Prendre des photos avec chacun de ces hommes n’a pas été une mince affaire. Je ne suis pas un photographe né et, comme plusieurs de ces marches balades avaient lieu après le travail, il fallait souvent composer avec l’obscurité. Je me suis efforcé de trouver le meilleur éclairage possible, en veillant à ce que nos visages soient bien visibles sur chaque cliché et d’inclure un arrière-plan intéressant lorsque c’était possible. Pour aider avec les arrière-plan en particulier, j’ai notamment utilisé un objectif 0,5x, qui s’est révélé très utile pour expérimenter davantage avec les angles.

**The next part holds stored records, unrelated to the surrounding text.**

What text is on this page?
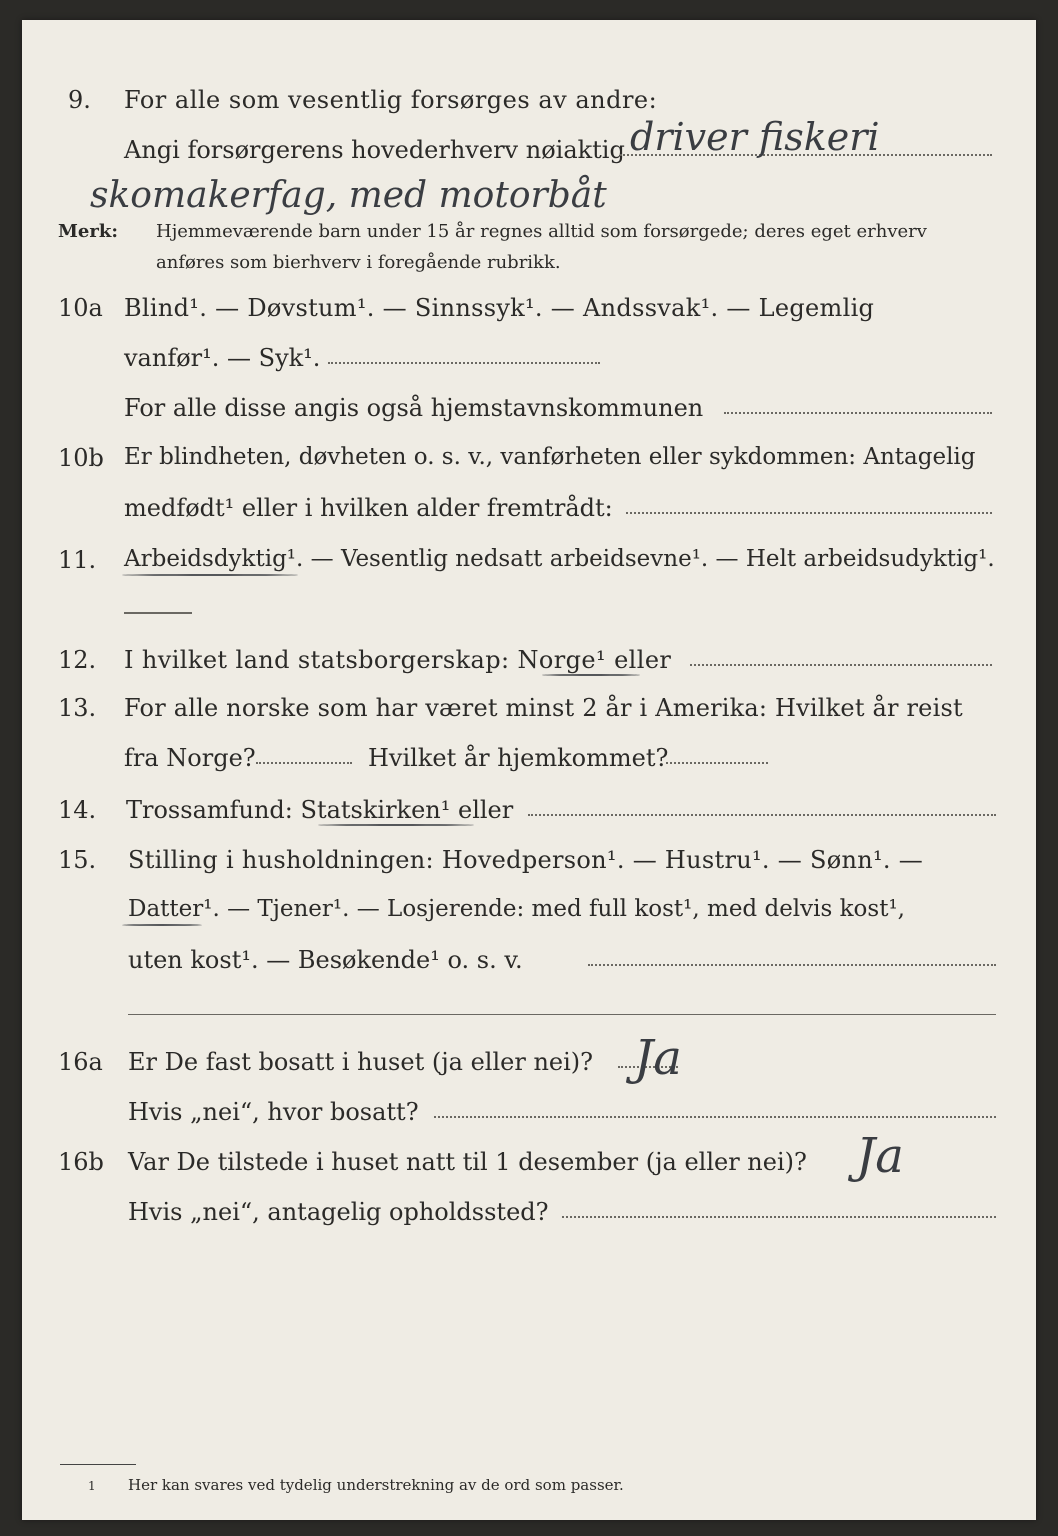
9. For alle som vesentlig forsørges av andre:
Angi forsørgerens hovederhverv nøiaktig driver fiskeri
skomakerfag, med motorbåt
Merk: Hjemmeværende barn under 15 år regnes alltid som forsørgede; deres eget erhverv
anføres som bierhverv i foregående rubrikk.
10a Blind¹. — Døvstum¹. — Sinnssyk¹. — Andssvak¹. — Legemlig
vanfør¹. — Syk¹.
For alle disse angis også hjemstavnskommunen
10b Er blindheten, døvheten o. s. v., vanførheten eller sykdommen: Antagelig
medfødt¹ eller i hvilken alder fremtrådt:
11. Arbeidsdyktig¹. — Vesentlig nedsatt arbeidsevne¹. — Helt arbeidsudyktig¹.
12. I hvilket land statsborgerskap: Norge¹ eller
13. For alle norske som har været minst 2 år i Amerika: Hvilket år reist
fra Norge?	Hvilket år hjemkommet?
14. Trossamfund: Statskirken¹ eller
15. Stilling i husholdningen: Hovedperson¹. — Hustru¹. — Sønn¹. —
Datter¹. — Tjener¹. — Losjerende: med full kost¹, med delvis kost¹,
uten kost¹. — Besøkende¹ o. s. v.
16a Er De fast bosatt i huset (ja eller nei)? Ja
Hvis „nei“, hvor bosatt?
16b Var De tilstede i huset natt til 1 desember (ja eller nei)? Ja
Hvis „nei“, antagelig opholdssted?
1 Her kan svares ved tydelig understrekning av de ord som passer.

Avant le début du défi, je m’étais dit de m’attendre à quelques surprises – surtout lors des marches à Londres. Celles-ci ont pris la forme de mauvais temps, de retards dans les transports, de fermetures de parcs, d’abandons de dernière minute et bien plus encore. La plupart du temps, je m’en suis sorti en serrant les dents... marcher sous la pluie, ce n’est finalement pas si terrible. En revanche, réorganiser les marches pouvait parfois prendre plusieurs jours, selon les disponibilités de chacun. Une fois le vingtième jour atteint, ces contraintes sont devenus de plus en plus difficiles à gérer. Je commençais à être fatigué, tant physiquement que socialement, à manquer de personnes à solliciter et à avoir l’impression de ne plus avoir une minute à moi. Mais j’ai été porté par le soutien de mes proches, et par l’élan incroyable reçu sur les réseaux sociaux après chaque mise à jour.